I've used Walmart batteries for years, particularly the Maxx 5-year ones.
Usually any product that some supplier like Walmart has the battery of the part with different specs then the original manufacturer I always trust Deca batteries my brother has been dealing with deca for 60 years and thousands and thousands of batteries he has installed and taken out storing them and sheds on trucks to take back to the manufacturer like Deca to be rebuilt something is critical as a battery I would only use the manufacturers to battery not one that's been relabeled for Walmart Costco or Sam's
 
Optima batteries WERE made in the good 'ol USA. For years now they've been made in Mexico. I've got three that are at least 8-10 years old and still work OK. All were USA made.

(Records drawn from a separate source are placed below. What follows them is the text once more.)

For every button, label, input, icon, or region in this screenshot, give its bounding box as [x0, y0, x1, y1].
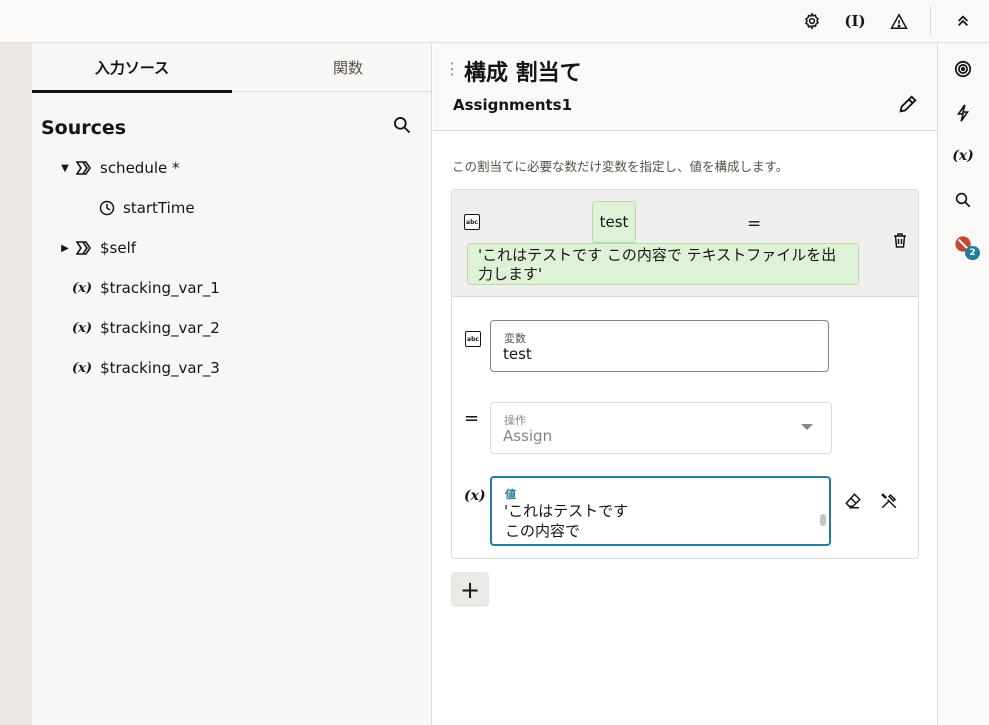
caret-down-icon[interactable]: ▼: [58, 163, 72, 174]
left-gutter: [0, 43, 32, 725]
pencil-icon[interactable]: [897, 93, 923, 119]
caret-right-icon[interactable]: ▶: [58, 243, 72, 254]
tree-item-schedule[interactable]: ▼ schedule *: [58, 156, 180, 180]
warning-icon[interactable]: [886, 9, 912, 33]
clock-icon: [99, 200, 115, 216]
right-rail: (x) 2: [937, 43, 989, 725]
assignment-config-panel: ⋮ 構成 割当て Assignments1 この割当てに必要な数だけ変数を指定し…: [433, 43, 937, 725]
value-expression-field[interactable]: 値 'これはテストです この内容で: [490, 476, 831, 546]
add-assignment-button[interactable]: +: [451, 572, 489, 607]
sources-title: Sources: [41, 117, 127, 139]
value-field-line-2: この内容で: [505, 522, 581, 540]
operation-select[interactable]: 操作 Assign: [490, 402, 832, 454]
sources-panel: 入力ソース 関数 Sources ▼ schedule * startTime …: [32, 43, 432, 725]
string-type-icon: abc: [465, 331, 481, 347]
tree-item-tracking-var-1[interactable]: (x) $tracking_var_1: [72, 276, 220, 300]
eraser-icon[interactable]: [844, 492, 866, 514]
tree-item-label: $tracking_var_1: [100, 279, 220, 297]
trash-icon[interactable]: [892, 232, 910, 250]
search-icon[interactable]: [392, 115, 418, 139]
error-count-badge: 2: [965, 246, 980, 260]
panel-description: この割当てに必要な数だけ変数を指定し、値を構成します。: [452, 159, 789, 174]
variable-icon: (x): [464, 488, 486, 504]
variable-field-value: test: [503, 345, 532, 363]
drag-handle-icon[interactable]: ⋮: [444, 59, 460, 78]
tab-functions[interactable]: 関数: [248, 43, 448, 92]
chevron-down-icon: [801, 424, 813, 430]
assignment-name: Assignments1: [453, 96, 573, 114]
gear-icon[interactable]: [799, 9, 825, 33]
variable-field[interactable]: 変数 test: [490, 320, 829, 372]
variable-inspect-icon[interactable]: (I): [842, 9, 868, 33]
tree-item-label: schedule *: [100, 159, 180, 177]
tree-item-label: $tracking_var_2: [100, 319, 220, 337]
page-title: 構成 割当て: [464, 61, 582, 86]
toolbar-divider: [930, 6, 931, 36]
variable-icon: (x): [72, 280, 93, 296]
search-icon[interactable]: [951, 188, 975, 212]
tree-item-self[interactable]: ▶ $self: [58, 236, 136, 260]
object-icon: [76, 241, 92, 255]
tree-item-label: $tracking_var_3: [100, 359, 220, 377]
tree-item-label: startTime: [123, 199, 195, 217]
panel-header: ⋮ 構成 割当て Assignments1: [433, 43, 937, 131]
tree-item-tracking-var-2[interactable]: (x) $tracking_var_2: [72, 316, 220, 340]
variable-icon: (x): [72, 320, 93, 336]
operation-select-value: Assign: [503, 427, 553, 445]
source-tabs: 入力ソース 関数: [32, 43, 432, 93]
top-toolbar: (I): [0, 0, 989, 43]
operation-select-label: 操作: [504, 414, 526, 427]
tree-item-tracking-var-3[interactable]: (x) $tracking_var_3: [72, 356, 220, 380]
object-icon: [76, 161, 92, 175]
variable-icon[interactable]: (x): [951, 144, 975, 168]
summary-variable-pill: test: [592, 201, 636, 243]
variable-icon: (x): [72, 360, 93, 376]
summary-operator: =: [747, 214, 762, 234]
tools-icon[interactable]: [880, 492, 902, 514]
string-type-icon: abc: [464, 214, 480, 230]
summary-value-pill: 'これはテストです この内容で テキストファイルを出力します': [467, 243, 859, 285]
chevrons-up-icon[interactable]: [950, 9, 976, 33]
equals-icon: =: [464, 408, 480, 429]
tree-item-label: $self: [100, 239, 137, 257]
tree-item-starttime[interactable]: startTime: [99, 196, 195, 220]
lightning-icon[interactable]: [951, 101, 975, 125]
assignment-summary[interactable]: abc test = 'これはテストです この内容で テキストファイルを出力しま…: [452, 190, 918, 297]
scrollbar-thumb[interactable]: [820, 514, 826, 526]
assignment-card: abc test = 'これはテストです この内容で テキストファイルを出力しま…: [451, 189, 919, 559]
target-icon[interactable]: [951, 57, 975, 81]
tab-input-sources[interactable]: 入力ソース: [32, 43, 232, 93]
value-field-line-1: 'これはテストです: [504, 502, 629, 520]
variable-field-label: 変数: [504, 332, 526, 345]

I bought an Optima yellow top 6v battery in June 2010 for my Farmall Cub. Over 12 years old still going strong and the tractor is stored in an unheated shed. They haven't made the yellow top 6v for several years now. Good thing about Optima's is no acid and no corrosion and can be installed sideways or upside down if you want.
 
Usually any product that some supplier like Walmart has the battery of the part with different specs then the original manufacturer I always trust Deca batteries my brother has been dealing with deca for 60 years and thousands and thousands of batteries he has installed and taken out storing them and sheds on trucks to take back to the manufacturer like Deca to be rebuilt something is critical as a battery I would only use the manufacturers to battery not one that's been relabeled for Walmart Costco or Sam's
agreed. retail giants achieve their price points by stipulating a lesser product from the manufacturer.

manufacturers aren’t likely to decline such massive orders, even at the risk of undermining their quality/reputation.
same goes for tires, et al.

ECON 101: ya git whatchya pay for.
 
Got the CTEK unit and connected it. It's doing it's thing so we'll see how it works out.